Please correct me if I am wrong somewhere.
Its mysterious to me. Please point out what is wrong in this easy problem A-solution.
This loop checks only positions with same parity, but should check all positions.
In F2 we need to mark the minimum number of nodes in a DAG such that a set of "special nodes" can be reached by at least one marked node.
Because any special node can be reached by a contiguous range of other nodes we can solve this problem efficiently in this case.
Is this problem NP-hard in a general graph?
The Set covering problem (SCP) can turn into the task that you said. Since the SCP problem is a HP-hard, so the answer is yes, it is a NP-hard problem in a general graph.

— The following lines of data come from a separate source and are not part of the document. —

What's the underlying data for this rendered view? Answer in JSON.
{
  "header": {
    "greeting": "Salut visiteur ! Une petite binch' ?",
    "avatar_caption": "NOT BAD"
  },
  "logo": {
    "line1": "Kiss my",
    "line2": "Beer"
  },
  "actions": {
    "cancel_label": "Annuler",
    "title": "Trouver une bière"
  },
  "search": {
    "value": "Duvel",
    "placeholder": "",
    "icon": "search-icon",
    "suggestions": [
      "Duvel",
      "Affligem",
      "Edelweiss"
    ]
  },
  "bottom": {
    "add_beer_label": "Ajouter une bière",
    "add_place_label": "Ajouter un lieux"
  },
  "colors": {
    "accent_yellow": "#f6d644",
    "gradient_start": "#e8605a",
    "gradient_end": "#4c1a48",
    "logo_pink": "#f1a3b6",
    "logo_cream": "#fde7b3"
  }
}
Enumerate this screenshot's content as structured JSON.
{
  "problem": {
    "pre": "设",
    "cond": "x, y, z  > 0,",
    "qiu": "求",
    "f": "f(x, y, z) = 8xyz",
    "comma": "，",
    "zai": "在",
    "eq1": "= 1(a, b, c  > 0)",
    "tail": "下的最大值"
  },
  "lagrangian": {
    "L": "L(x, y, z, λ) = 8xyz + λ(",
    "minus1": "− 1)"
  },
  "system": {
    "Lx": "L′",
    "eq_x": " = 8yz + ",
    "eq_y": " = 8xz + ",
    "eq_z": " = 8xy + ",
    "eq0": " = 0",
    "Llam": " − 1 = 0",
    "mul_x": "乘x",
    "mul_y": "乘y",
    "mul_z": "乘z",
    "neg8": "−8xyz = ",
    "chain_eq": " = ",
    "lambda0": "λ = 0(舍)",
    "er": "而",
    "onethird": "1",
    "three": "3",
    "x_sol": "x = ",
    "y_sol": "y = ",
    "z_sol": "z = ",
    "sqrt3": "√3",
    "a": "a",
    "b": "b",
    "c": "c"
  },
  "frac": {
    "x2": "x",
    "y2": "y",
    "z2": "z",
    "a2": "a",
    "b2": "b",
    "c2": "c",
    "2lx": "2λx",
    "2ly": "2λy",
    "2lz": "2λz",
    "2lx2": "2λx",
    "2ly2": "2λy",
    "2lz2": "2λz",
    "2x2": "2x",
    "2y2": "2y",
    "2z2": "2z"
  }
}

For problem F2 to solve the last task like covering every special node via segments we can use easy dp that seems to work in O(size^2) but actually the sum of all segments` length is O(n). Here is my solution https://codeforces.me/contest/1534/submission/120320191
For the Problem G,if offsetting all values in the left of the min point by −(j−i) and offsetting all values of the min point by (j−i) to get fj from fi,fi shuold be a convex function.but we need add fi to gi,how to prove that fi+gi is a convex function and can support the next operation?
That is to say how to prove that we can get a convex function when we add a convex function onto another convex function.
Ok,I know how to prove that now. Thanks.